Throughout Iceland the majority of rivers have crystal clear flows, with the exception of the odd glacial rivers, great you may think, simple you may think… Spot fish, cast to fish, hook fish, job done! Although, as ever, it is not that simple due to several reasons. Firstly, we can put one thing down to Darwinism – these trout have had generations of unmolested evolution improving their camouflage (the very dark colouration and heavily spotted pattern). Then, some of the riverbeds are made up of black lava sand; this makes it quite difficult to judge depth and obstacles, and spotting a dark coloured fish. Lastly, affecting vision are trees, or the lack of. We may complain about them jumping in the way of our casts usually but here as there are no trees lining the water’s edge this creates a lot of glare.

Do not let this put you off, we are not completely out on a limb and there are ways to locate these trout. We have surface currents and obstacles, and by reading these we can find the likely lies of the trout.

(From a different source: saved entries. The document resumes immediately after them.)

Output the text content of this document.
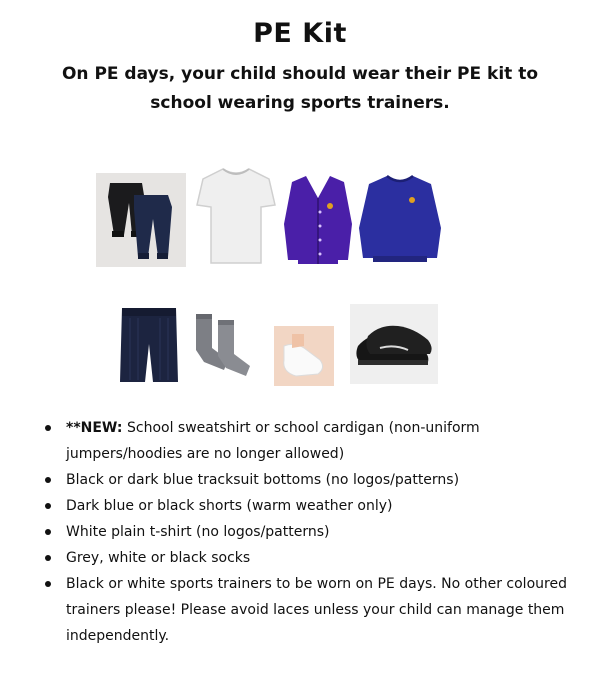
PE Kit
On PE days, your child should wear their PE kit to school wearing sports trainers.
**NEW: School sweatshirt or school cardigan (non-uniform jumpers/hoodies are no longer allowed)
Black or dark blue tracksuit bottoms (no logos/patterns)
Dark blue or black shorts (warm weather only)
White plain t-shirt (no logos/patterns)
Grey, white or black socks
Black or white sports trainers to be worn on PE days. No other coloured trainers please! Please avoid laces unless your child can manage them independently.
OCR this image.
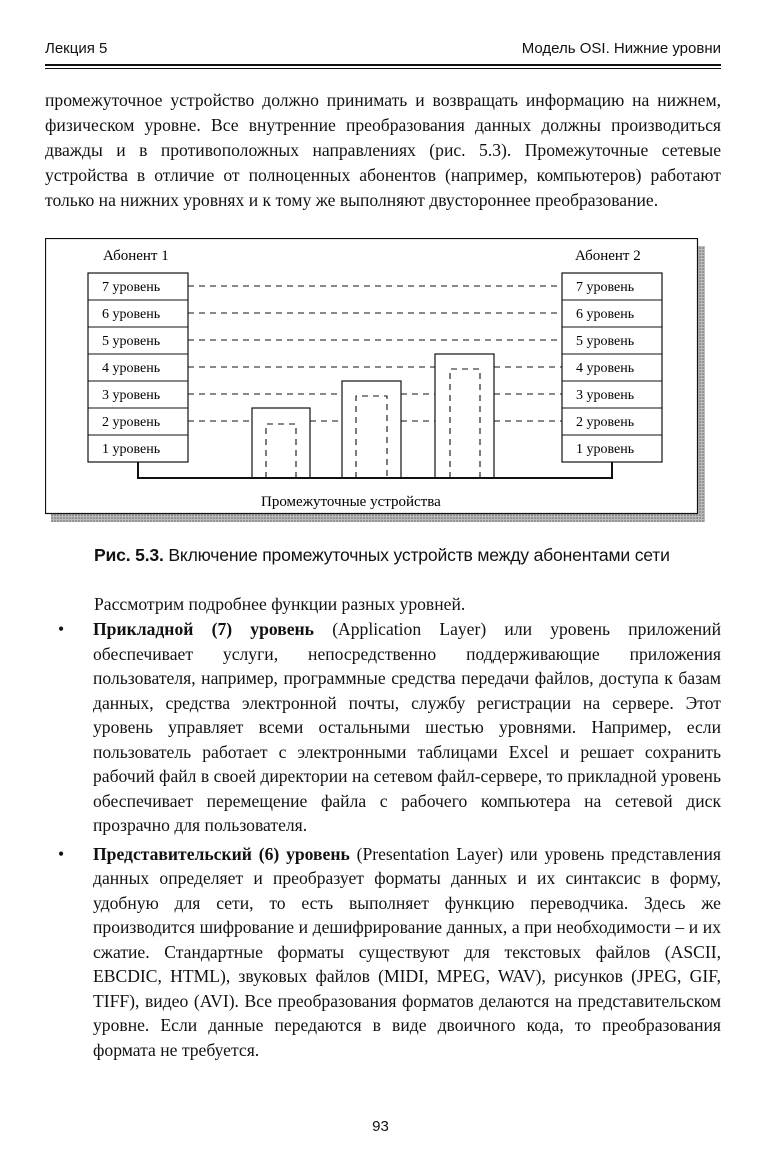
Лекция 5	Модель OSI. Нижние уровни
промежуточное устройство должно принимать и возвращать информацию на нижнем, физическом уровне. Все внутренние преобразования данных должны производиться дважды и в противоположных направлениях (рис. 5.3). Промежуточные сетевые устройства в отличие от полноценных абонентов (например, компьютеров) работают только на нижних уровнях и к тому же выполняют двустороннее преобразование.
Абонент 1	Абонент 2
7 уровень
6 уровень
5 уровень
4 уровень
3 уровень
2 уровень
1 уровень
7 уровень
6 уровень
5 уровень
4 уровень
3 уровень
2 уровень
1 уровень
Промежуточные устройства
Рис. 5.3. Включение промежуточных устройств между абонентами сети
Рассмотрим подробнее функции разных уровней.
• Прикладной (7) уровень (Application Layer) или уровень приложений обеспечивает услуги, непосредственно поддерживающие приложения пользователя, например, программные средства передачи файлов, доступа к базам данных, средства электронной почты, службу регистрации на сервере. Этот уровень управляет всеми остальными шестью уровнями. Например, если пользователь работает с электронными таблицами Excel и решает сохранить рабочий файл в своей директории на сетевом файл-сервере, то прикладной уровень обеспечивает перемещение файла с рабочего компьютера на сетевой диск прозрачно для пользователя.
• Представительский (6) уровень (Presentation Layer) или уровень представления данных определяет и преобразует форматы данных и их синтаксис в форму, удобную для сети, то есть выполняет функцию переводчика. Здесь же производится шифрование и дешифрирование данных, а при необходимости – и их сжатие. Стандартные форматы существуют для текстовых файлов (ASCII, EBCDIC, HTML), звуковых файлов (MIDI, MPEG, WAV), рисунков (JPEG, GIF, TIFF), видео (AVI). Все преобразования форматов делаются на представительском уровне. Если данные передаются в виде двоичного кода, то преобразования формата не требуется.
93
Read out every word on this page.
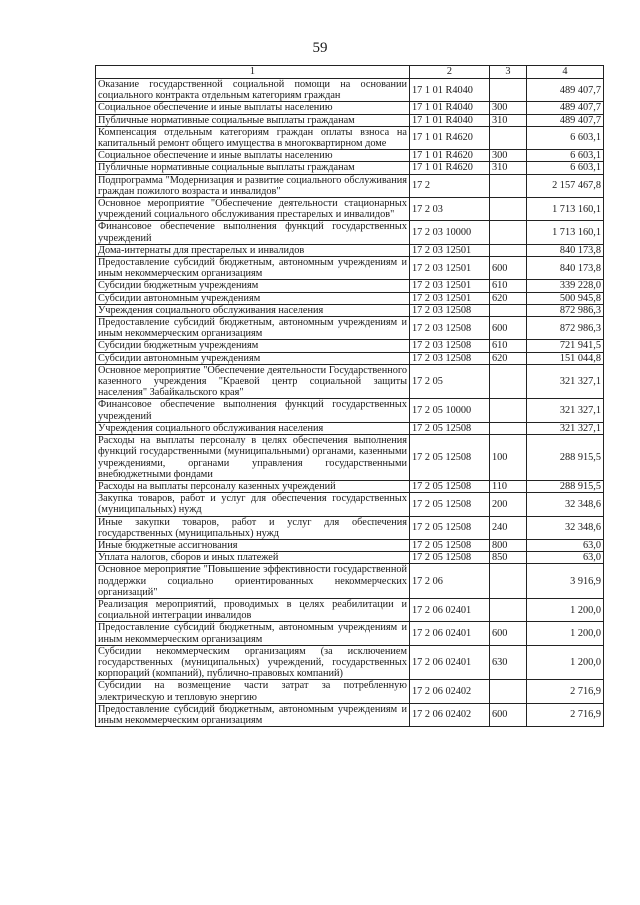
59
1	2	3	4
Оказание государственной социальной помощи на основании социального контракта отдельным категориям граждан	17 1 01 R4040		489 407,7
Социальное обеспечение и иные выплаты населению	17 1 01 R4040	300	489 407,7
Публичные нормативные социальные выплаты гражданам	17 1 01 R4040	310	489 407,7
Компенсация отдельным категориям граждан оплаты взноса на капитальный ремонт общего имущества в многоквартирном доме	17 1 01 R4620		6 603,1
Социальное обеспечение и иные выплаты населению	17 1 01 R4620	300	6 603,1
Публичные нормативные социальные выплаты гражданам	17 1 01 R4620	310	6 603,1
Подпрограмма "Модернизация и развитие социального обслуживания граждан пожилого возраста и инвалидов"	17 2		2 157 467,8
Основное мероприятие "Обеспечение деятельности стационарных учреждений социального обслуживания престарелых и инвалидов"	17 2 03		1 713 160,1
Финансовое обеспечение выполнения функций государственных учреждений	17 2 03 10000		1 713 160,1
Дома-интернаты для престарелых и инвалидов	17 2 03 12501		840 173,8
Предоставление субсидий бюджетным, автономным учреждениям и иным некоммерческим организациям	17 2 03 12501	600	840 173,8
Субсидии бюджетным учреждениям	17 2 03 12501	610	339 228,0
Субсидии автономным учреждениям	17 2 03 12501	620	500 945,8
Учреждения социального обслуживания населения	17 2 03 12508		872 986,3
Предоставление субсидий бюджетным, автономным учреждениям и иным некоммерческим организациям	17 2 03 12508	600	872 986,3
Субсидии бюджетным учреждениям	17 2 03 12508	610	721 941,5
Субсидии автономным учреждениям	17 2 03 12508	620	151 044,8
Основное мероприятие "Обеспечение деятельности Государственного казенного учреждения "Краевой центр социальной защиты населения" Забайкальского края"	17 2 05		321 327,1
Финансовое обеспечение выполнения функций государственных учреждений	17 2 05 10000		321 327,1
Учреждения социального обслуживания населения	17 2 05 12508		321 327,1
Расходы на выплаты персоналу в целях обеспечения выполнения функций государственными (муниципальными) органами, казенными учреждениями, органами управления государственными внебюджетными фондами	17 2 05 12508	100	288 915,5
Расходы на выплаты персоналу казенных учреждений	17 2 05 12508	110	288 915,5
Закупка товаров, работ и услуг для обеспечения государственных (муниципальных) нужд	17 2 05 12508	200	32 348,6
Иные закупки товаров, работ и услуг для обеспечения государственных (муниципальных) нужд	17 2 05 12508	240	32 348,6
Иные бюджетные ассигнования	17 2 05 12508	800	63,0
Уплата налогов, сборов и иных платежей	17 2 05 12508	850	63,0
Основное мероприятие "Повышение эффективности государственной поддержки социально ориентированных некоммерческих организаций"	17 2 06		3 916,9
Реализация мероприятий, проводимых в целях реабилитации и социальной интеграции инвалидов	17 2 06 02401		1 200,0
Предоставление субсидий бюджетным, автономным учреждениям и иным некоммерческим организациям	17 2 06 02401	600	1 200,0
Субсидии некоммерческим организациям (за исключением государственных (муниципальных) учреждений, государственных корпораций (компаний), публично-правовых компаний)	17 2 06 02401	630	1 200,0
Субсидии на возмещение части затрат за потребленную электрическую и тепловую энергию	17 2 06 02402		2 716,9
Предоставление субсидий бюджетным, автономным учреждениям и иным некоммерческим организациям	17 2 06 02402	600	2 716,9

Reading water is a subject that has been written about extensively; ultimately it is looking at the surface of the water for any variations such as current changes, bubble lines and obstacles. Below I have turned two photographs from the Laxa I Adaldal in Iceland into diagrams showing the likely lies.

In the first image you will see No. 1 highlights an area of disturbed water, this indicates that something is affecting the flow, in this case a piece of lava rock. Trout love obstacles like this and are often found just behind the rock on either the left or right or directly in front of the rock.

On the outside, No. 2, you will see a distinct difference either side of the line, on the top side you have the main push of the river and on the bottom side is an area of slacker water. Fish are for the best part lazy and greedy, always looking for areas where they have maximum food supply requiring minimum effort. You will often find fish right along No. 2.

In the second image you will see a fairly large obstacle circled, this is causing a lot of disruption including two seam lines marked in red that track back toward the angler. The main obstacle will be constantly stirring up sediment and fresh fish food; all the fish have to do is sit along the red lines and wait for the constant stream of food to come to them.

When targeting the likely areas of the water it is best to fish an attractor style dry fly. The large attractor flies will grab the attention of fish sat slightly deeper in the water and can lure them to the surface.